A few weeks ago I had a chance to return to Lonaconing MD to photograph the abandoned silk mill there. The three years since my last visit have not been kind to the place. There are more leaks, more decay -- it is clearly several steps closer to ruin. Who knows if it will remain standing (and safe to enter) long enough for me to shoot there again?
This time I paid less attention to the bigger picture and focused on little things. For me, these details to evoke a sense of the past occupants and their work as much as -- perhaps more than -- the rows of silent machines.
Several of the images here were taken using my (relatively) new Nikkor 85mm f/1.8 lens. Previously I had used this lens almost exclusively for candid people pics (grandkid shots). At Lonaconing, I enjoyed how this lens allowed me to play with shallow depth of field as a way to direct the viewer's eye and to isolate a subject. The more I shoot with this lens the more I like it!
My existing Lonaconing gallery has been updated with these new images.

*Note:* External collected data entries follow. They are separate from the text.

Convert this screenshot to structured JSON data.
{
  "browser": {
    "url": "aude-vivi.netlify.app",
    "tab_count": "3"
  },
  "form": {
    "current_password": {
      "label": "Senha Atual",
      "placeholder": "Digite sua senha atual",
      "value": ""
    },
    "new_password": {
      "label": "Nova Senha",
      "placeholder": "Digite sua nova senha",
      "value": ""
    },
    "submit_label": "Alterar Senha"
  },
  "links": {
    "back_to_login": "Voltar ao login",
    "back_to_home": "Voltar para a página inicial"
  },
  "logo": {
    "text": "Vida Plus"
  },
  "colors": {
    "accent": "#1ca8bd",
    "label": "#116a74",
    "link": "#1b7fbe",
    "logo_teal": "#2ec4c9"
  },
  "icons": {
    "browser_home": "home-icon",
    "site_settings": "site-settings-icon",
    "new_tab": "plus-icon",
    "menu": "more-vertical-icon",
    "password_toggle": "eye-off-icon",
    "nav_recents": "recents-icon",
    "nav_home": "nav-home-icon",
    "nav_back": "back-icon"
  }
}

Selections from that gallery will become part of an eight-image Lonaconing portfolio that I am assembling as an entry into a juried portfolio exhibition at Image City Photography Gallery in Rochester, NY. I have no idea whether a Lonaconing portfolio (I have four candidates at the moment) will be strong enough to be accepted. However, the process of selecting only eight images (specified by exhibition rules) that can both stand on their own as photographs and tell a story when viewed together has stretched my brain in new directions. We'll see how this turns out.